Halloween era una festa pagana, celebrata alla fine di ottobre giusto prima dei mesi invernali. Era legata ai tempi ciclici della natura e delle attività agricole. La prima civiltà dove si ha conoscenza di eventi di questo tipo è quella dei celti (tranquilli che in Italia non l'hanno sdoganata i leghisti, visto che son tanti bravi a citare i Celti a vanvera). Con l'avvento del Cristianesimo la festa è stata soppiantata da quella di Ognissanti, celebrata il giorno dopo, allo scopo di eliminare ogni traccia dai culti pagani per sostituirli con quelli della nuova religione (una pensata simile è stata fatta anche con il Natale, che ai tempi era la festa del Sol Invictus e poi diventata quella che sappiamo).

Cos'hanno in comune Halloween e Natale, oltre al fatto di aver subito interferenze cristiane? Il fatto di essere, al giorno d'oggi, delle colossali baracconate commerciali con un giro di mercato piuttosto consistente, quello relativo all'ex-festa celtica è molto in crescita in questi anni (almeno da noi in Italia). A questo potreste dirmi: "Perché hai fatto tutta questa introduzione assolutamente inutile?". La mia risposta è: voglio parlarvi di un disco intitolato "Halloween". Giustamente potreste ribattermi: "Guarda che è il 4 novembre, sei arrivato tardi!". Io sono pigro, che ci volete far? Niente, quindi di musica vi parlo lo stesso e di grande musica in questa circostanza.

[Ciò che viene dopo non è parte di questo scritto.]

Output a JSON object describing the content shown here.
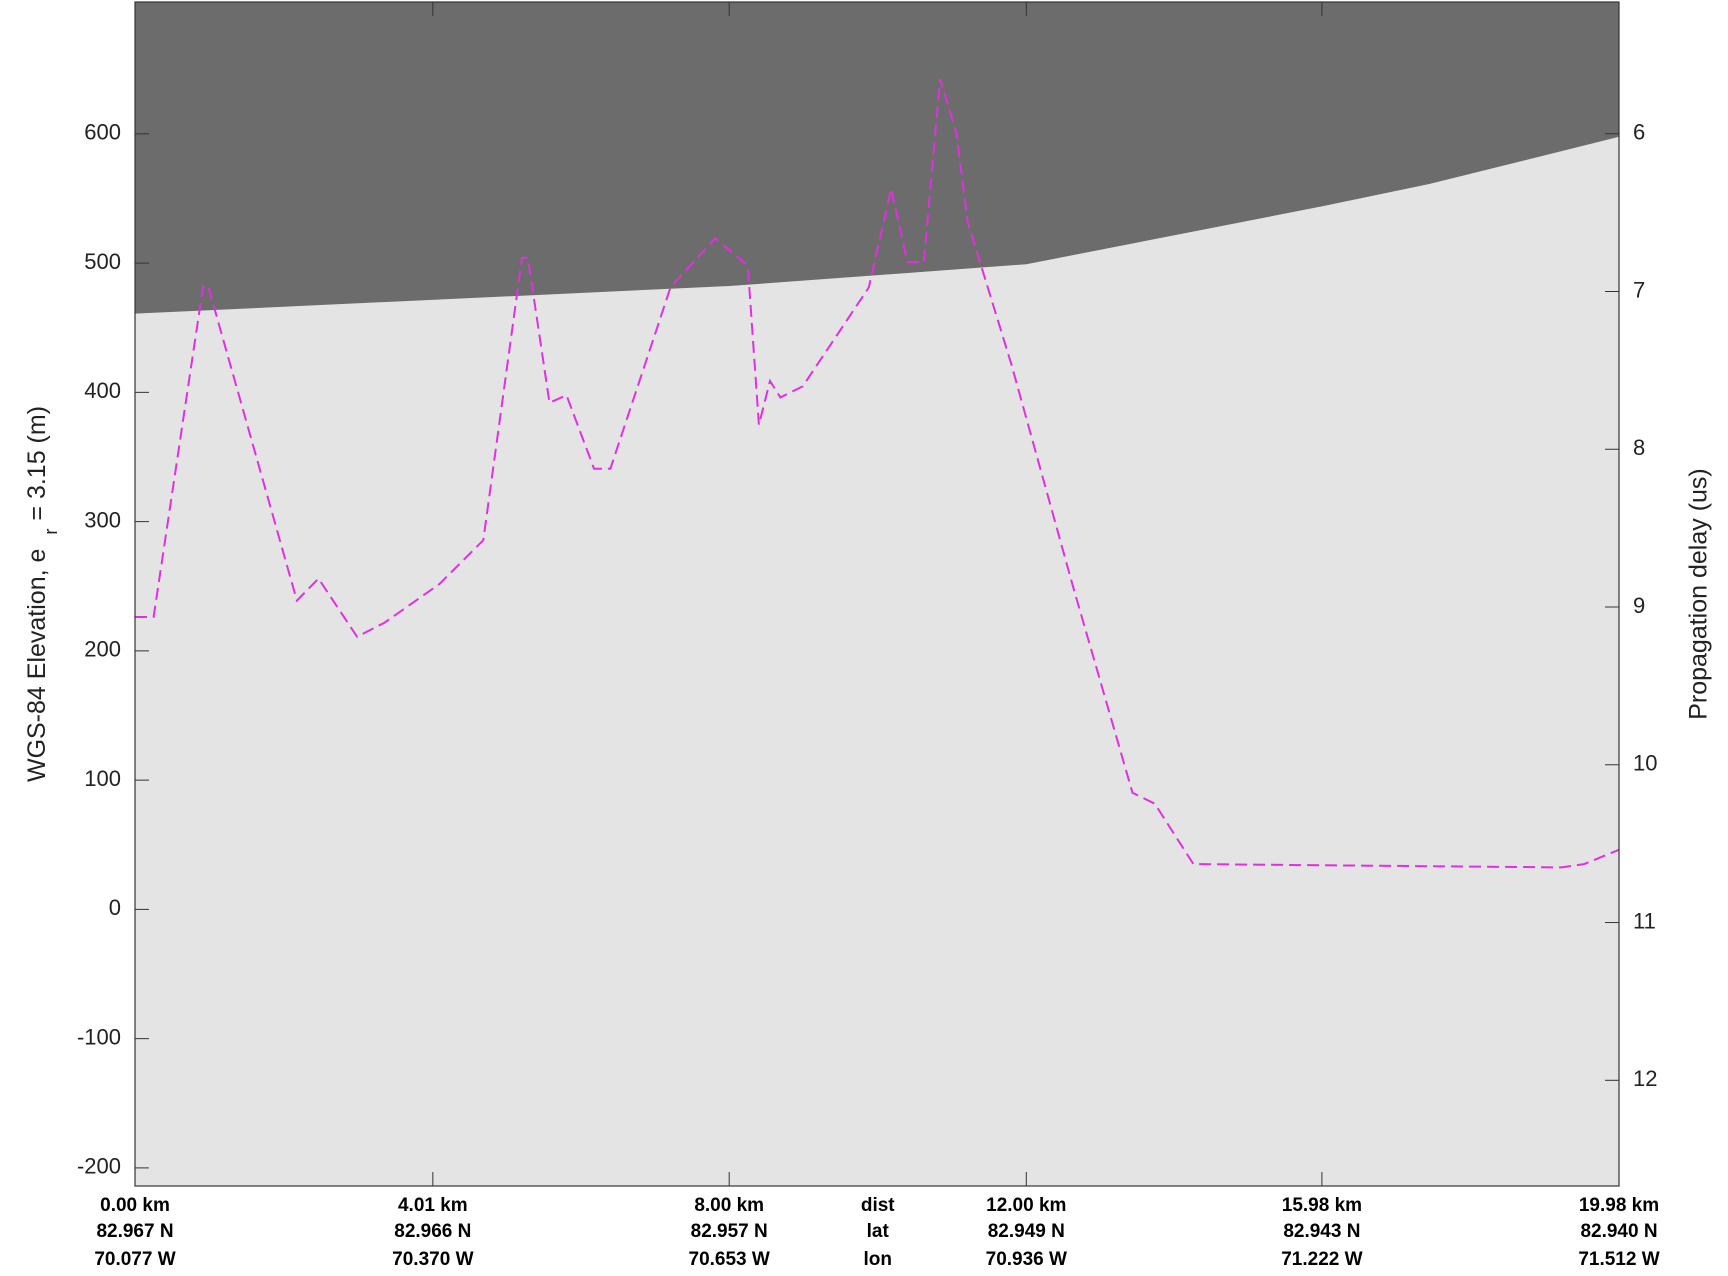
{
  "chart_data": {
    "type": "line",
    "y_label": {
      "text": "WGS-84 Elevation, e",
      "subscript": "r",
      "suffix": "= 3.15 (m)"
    },
    "y2_label": "Propagation delay (us)",
    "xlim": [
      0,
      19.98
    ],
    "xticks": [
      {
        "value": 0,
        "label": "0.00 km"
      },
      {
        "value": 4.01,
        "label": "4.01 km"
      },
      {
        "value": 8.0,
        "label": "8.00 km"
      },
      {
        "value": 12.0,
        "label": "12.00 km"
      },
      {
        "value": 15.98,
        "label": "15.98 km"
      },
      {
        "value": 19.98,
        "label": "19.98 km"
      }
    ],
    "lat_labels": [
      "82.967 N",
      "82.966 N",
      "82.957 N",
      "82.949 N",
      "82.943 N",
      "82.940 N"
    ],
    "lon_labels": [
      "70.077 W",
      "70.370 W",
      "70.653 W",
      "70.936 W",
      "71.222 W",
      "71.512 W"
    ],
    "row_names": [
      "dist",
      "lat",
      "lon"
    ],
    "ylim": [
      -214,
      702
    ],
    "yticks": [
      -200,
      -100,
      0,
      100,
      200,
      300,
      400,
      500,
      600
    ],
    "y2lim": [
      12.67,
      5.165
    ],
    "y2ticks": [
      6,
      7,
      8,
      9,
      10,
      11,
      12
    ],
    "background": "#e4e4e4",
    "series": [
      {
        "color": "#6c6c6c",
        "fill": "above",
        "x": [
          0,
          8.0,
          12.0,
          16.01,
          17.43,
          19.98
        ],
        "values": [
          461.5,
          482.8,
          499.7,
          544.8,
          561.8,
          598.3
        ]
      },
      {
        "color": "#e030e0",
        "dash": true,
        "x": [
          0,
          0.25,
          0.92,
          0.99,
          2.18,
          2.47,
          2.99,
          3.36,
          4.1,
          4.69,
          5.21,
          5.29,
          5.58,
          5.81,
          6.18,
          6.4,
          7.21,
          7.81,
          8.25,
          8.4,
          8.55,
          8.69,
          8.99,
          9.88,
          10.18,
          10.4,
          10.62,
          10.84,
          11.06,
          11.21,
          11.8,
          12.62,
          13.43,
          13.73,
          14.25,
          19.21,
          19.51,
          19.98
        ],
        "values": [
          226.2,
          226.2,
          482.8,
          481.1,
          238.9,
          255.9,
          210.9,
          221.9,
          251.7,
          285.6,
          504.0,
          504.0,
          391.9,
          397.8,
          340.9,
          340.9,
          481.1,
          519.3,
          498.0,
          374.9,
          408.8,
          396.1,
          404.6,
          481.1,
          557.5,
          500.6,
          500.6,
          642.5,
          600.0,
          532.0,
          421.6,
          251.7,
          90.2,
          81.8,
          35.0,
          32.5,
          35.0,
          46.1
        ]
      }
    ]
  }
}
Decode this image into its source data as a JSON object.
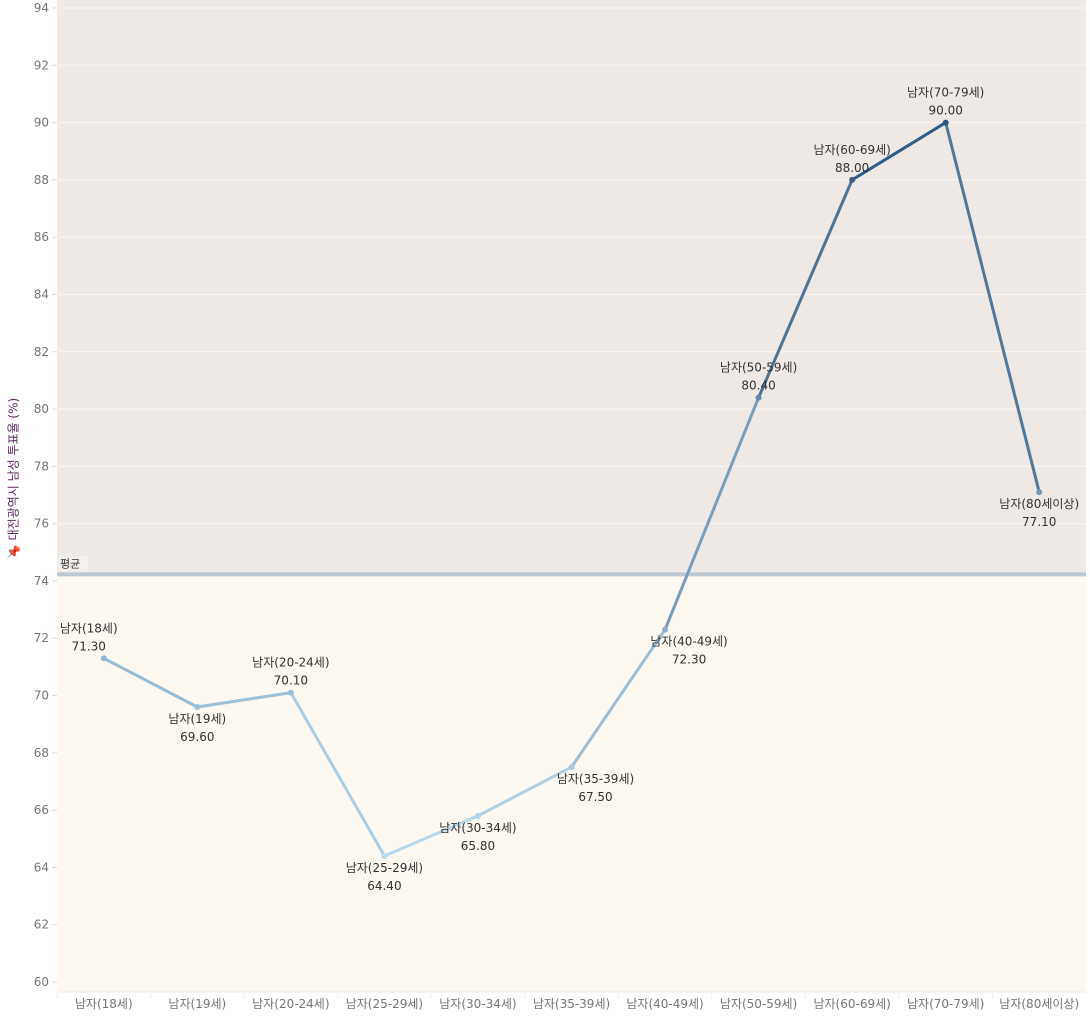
{
  "chart_data": {
    "type": "line",
    "title": "",
    "xlabel": "",
    "ylabel": "대전광역시 남성 투표율 (%)",
    "ylim": [
      60,
      94
    ],
    "yticks": [
      60,
      62,
      64,
      66,
      68,
      70,
      72,
      74,
      76,
      78,
      80,
      82,
      84,
      86,
      88,
      90,
      92,
      94
    ],
    "grid": true,
    "categories": [
      "남자(18세)",
      "남자(19세)",
      "남자(20-24세)",
      "남자(25-29세)",
      "남자(30-34세)",
      "남자(35-39세)",
      "남자(40-49세)",
      "남자(50-59세)",
      "남자(60-69세)",
      "남자(70-79세)",
      "남자(80세이상)"
    ],
    "values": [
      71.3,
      69.6,
      70.1,
      64.4,
      65.8,
      67.5,
      72.3,
      80.4,
      88.0,
      90.0,
      77.1
    ],
    "value_labels": [
      "71.30",
      "69.60",
      "70.10",
      "64.40",
      "65.80",
      "67.50",
      "72.30",
      "80.40",
      "88.00",
      "90.00",
      "77.10"
    ],
    "reference_line": {
      "label": "평균",
      "value": 74.23
    },
    "colors": {
      "low": "#b9dcef",
      "high": "#2a5783",
      "band_above": "#efe9e6",
      "band_below": "#fdf8f0",
      "ref_line": "#bcc8d4"
    }
  }
}
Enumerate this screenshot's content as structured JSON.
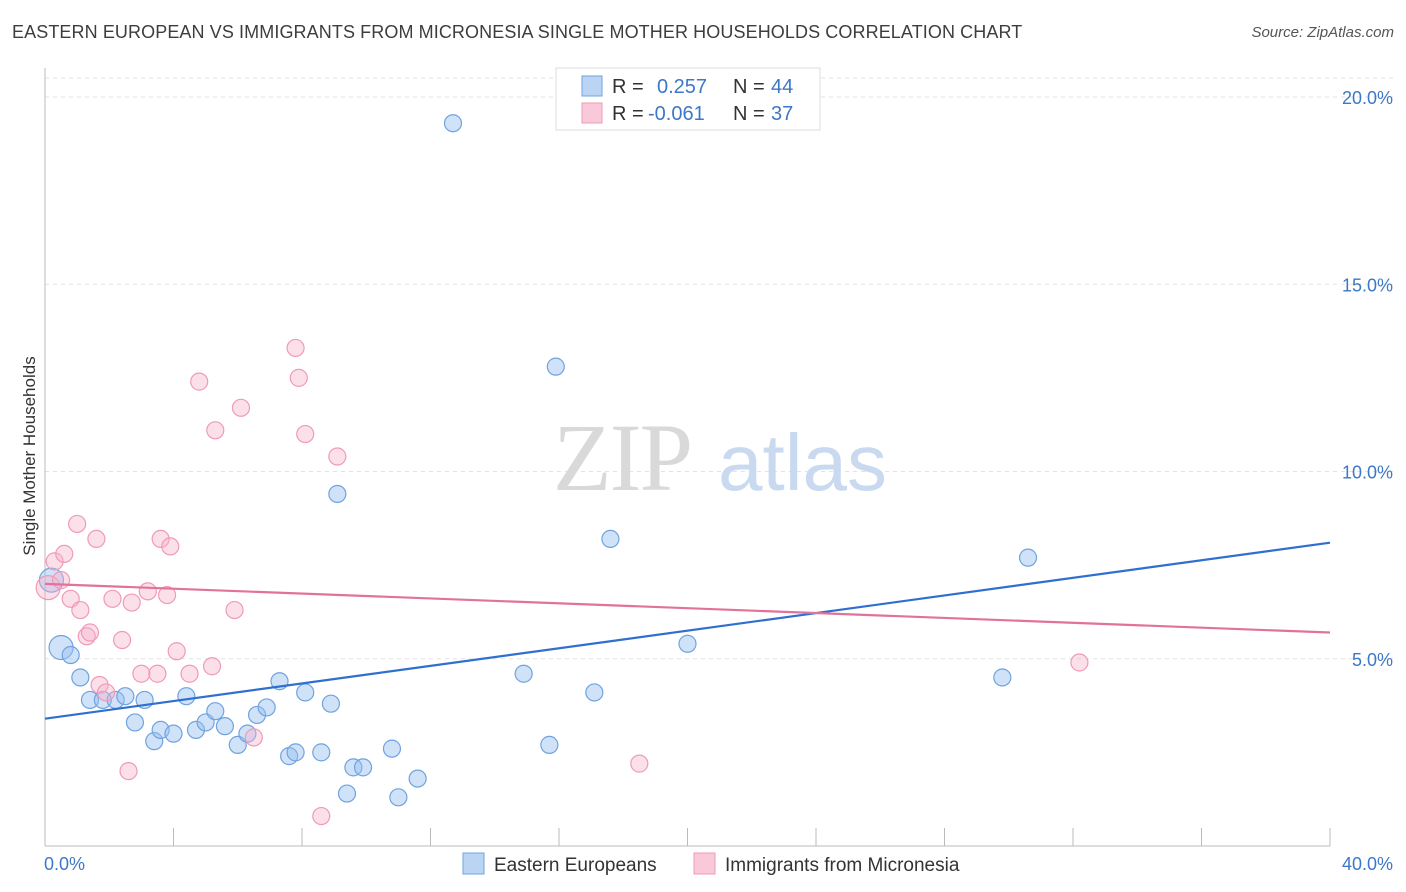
{
  "header": {
    "title": "EASTERN EUROPEAN VS IMMIGRANTS FROM MICRONESIA SINGLE MOTHER HOUSEHOLDS CORRELATION CHART",
    "source": "Source: ZipAtlas.com"
  },
  "watermark": {
    "zip": "ZIP",
    "atlas": "atlas"
  },
  "legend_top": [
    {
      "r_label": "R =",
      "r_value": "0.257",
      "n_label": "N =",
      "n_value": "44"
    },
    {
      "r_label": "R =",
      "r_value": "-0.061",
      "n_label": "N =",
      "n_value": "37"
    }
  ],
  "chart_data": {
    "type": "scatter",
    "title": "EASTERN EUROPEAN VS IMMIGRANTS FROM MICRONESIA SINGLE MOTHER HOUSEHOLDS CORRELATION CHART",
    "xlabel": "",
    "ylabel": "Single Mother Households",
    "xlim": [
      0,
      40
    ],
    "ylim": [
      0,
      20.5
    ],
    "x_tick_labels": [
      "0.0%",
      "40.0%"
    ],
    "y_ticks": [
      5,
      10,
      15,
      20
    ],
    "y_tick_labels": [
      "5.0%",
      "10.0%",
      "15.0%",
      "20.0%"
    ],
    "grid": true,
    "legend_position": "top-center",
    "colors": {
      "blue": "#6fa3e0",
      "pink": "#f09ab8",
      "blue_line": "#2f6fcf",
      "pink_line": "#e0729b",
      "tick": "#3d78c7"
    },
    "series": [
      {
        "name": "Eastern Europeans",
        "color": "#6fa3e0",
        "r": 0.257,
        "n": 44,
        "trend": [
          [
            0,
            3.4
          ],
          [
            40,
            8.1
          ]
        ],
        "points": [
          [
            0.2,
            7.1
          ],
          [
            0.5,
            5.3
          ],
          [
            0.8,
            5.1
          ],
          [
            1.1,
            4.5
          ],
          [
            1.4,
            3.9
          ],
          [
            1.8,
            3.9
          ],
          [
            2.2,
            3.9
          ],
          [
            2.5,
            4.0
          ],
          [
            2.8,
            3.3
          ],
          [
            3.1,
            3.9
          ],
          [
            3.4,
            2.8
          ],
          [
            3.6,
            3.1
          ],
          [
            4.0,
            3.0
          ],
          [
            4.4,
            4.0
          ],
          [
            4.7,
            3.1
          ],
          [
            5.0,
            3.3
          ],
          [
            5.3,
            3.6
          ],
          [
            5.6,
            3.2
          ],
          [
            6.0,
            2.7
          ],
          [
            6.3,
            3.0
          ],
          [
            6.6,
            3.5
          ],
          [
            6.9,
            3.7
          ],
          [
            7.3,
            4.4
          ],
          [
            7.6,
            2.4
          ],
          [
            7.8,
            2.5
          ],
          [
            8.1,
            4.1
          ],
          [
            8.6,
            2.5
          ],
          [
            8.9,
            3.8
          ],
          [
            9.1,
            9.4
          ],
          [
            9.6,
            2.1
          ],
          [
            9.9,
            2.1
          ],
          [
            9.4,
            1.4
          ],
          [
            10.8,
            2.6
          ],
          [
            11.0,
            1.3
          ],
          [
            11.6,
            1.8
          ],
          [
            12.7,
            19.3
          ],
          [
            14.9,
            4.6
          ],
          [
            15.7,
            2.7
          ],
          [
            15.9,
            12.8
          ],
          [
            17.1,
            4.1
          ],
          [
            17.6,
            8.2
          ],
          [
            20.0,
            5.4
          ],
          [
            29.8,
            4.5
          ],
          [
            30.6,
            7.7
          ]
        ]
      },
      {
        "name": "Immigrants from Micronesia",
        "color": "#f09ab8",
        "r": -0.061,
        "n": 37,
        "trend": [
          [
            0,
            7.0
          ],
          [
            40,
            5.7
          ]
        ],
        "points": [
          [
            0.1,
            6.9
          ],
          [
            0.3,
            7.6
          ],
          [
            0.5,
            7.1
          ],
          [
            0.6,
            7.8
          ],
          [
            0.8,
            6.6
          ],
          [
            1.0,
            8.6
          ],
          [
            1.1,
            6.3
          ],
          [
            1.3,
            5.6
          ],
          [
            1.4,
            5.7
          ],
          [
            1.6,
            8.2
          ],
          [
            1.7,
            4.3
          ],
          [
            1.9,
            4.1
          ],
          [
            2.1,
            6.6
          ],
          [
            2.4,
            5.5
          ],
          [
            2.6,
            2.0
          ],
          [
            2.7,
            6.5
          ],
          [
            3.0,
            4.6
          ],
          [
            3.2,
            6.8
          ],
          [
            3.5,
            4.6
          ],
          [
            3.6,
            8.2
          ],
          [
            3.8,
            6.7
          ],
          [
            3.9,
            8.0
          ],
          [
            4.1,
            5.2
          ],
          [
            4.5,
            4.6
          ],
          [
            4.8,
            12.4
          ],
          [
            5.2,
            4.8
          ],
          [
            5.3,
            11.1
          ],
          [
            5.9,
            6.3
          ],
          [
            6.1,
            11.7
          ],
          [
            6.5,
            2.9
          ],
          [
            7.8,
            13.3
          ],
          [
            7.9,
            12.5
          ],
          [
            8.1,
            11.0
          ],
          [
            8.6,
            0.8
          ],
          [
            9.1,
            10.4
          ],
          [
            18.5,
            2.2
          ],
          [
            32.2,
            4.9
          ]
        ]
      }
    ]
  },
  "legend_bottom": [
    {
      "label": "Eastern Europeans"
    },
    {
      "label": "Immigrants from Micronesia"
    }
  ]
}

Il calendario segna che siamo nel 1977, in Francia. Un annozero un po' dappertutto visto che stava esplodendo l'ondata punk con tutto il suo strastico negli anni successivi. Eppure, da qualche parte sparsa per il mondo, qualcuno pensava ancora al Progressive e aveva belle intenzioni (nonostante fosse fuori tempo massimo). Lo spazio e il tempo per incidere qualcosa c'era e lo trovarono anche i Pulsar che avevano già all'attivo due lavori: "Pollen", ancora molto acerbo, e "The Strands of The Future", qualitativamente migliore. L'apice arriva con il terzo disco, "Halloween". Cosa li abbia spinto ad intitolare così la loro terza opera non è dato sapere ma il risultato è sotto gli orecchi di tutti quelli che ne sono a conoscenza. Ha creato pareri discordanti gli appassionati di Progressive: chi grida al capolavoro, altri che restano decisamente più scettici. Personalmente tendo a schierarmi verso i primi: è un gioiellino arrivato al momento sbagliato. Fosse stato inciso qualche anno prima avrebbe sfondato, rimanendo incastonato nella memoria di tanti. Cosa c'è inciso? Un calderone incredibile e variopinto dove i numerosi ingredienti si mescolano nelle varie parti che compongono le due suite. Il primo lato si apre con una voce infantile, quasi celestiale, per circa due minuti. Dopodiche si entra nel vivo e allora si sentono intervalli di chitarre acustiche ed elettriche, elementi tastieristici che strizzano perfino l'occhio a certa New-Wave (!), una batteria che quando entra in moto è sempre nel vivo dell'azione e contorni di flauti, clarinetti ed archi. Un disco in grado di alternare parti "mistiche" ad altre inquiete e perfino angoscianti. A rafforzare il tutto ci pensano le voci di Jean-Louis Rebut e Gilbert Gandil.

Non è facile trovare tutto questo in un disco prog, i Pulsar ci riescono portando a termine la loro summa ideologica e compositiva. E' un capolavoro? Probabilmente sì ma sentenze del genere non mi sento di pronunciarle in maniera così esplicita dopo un ascolto del genere.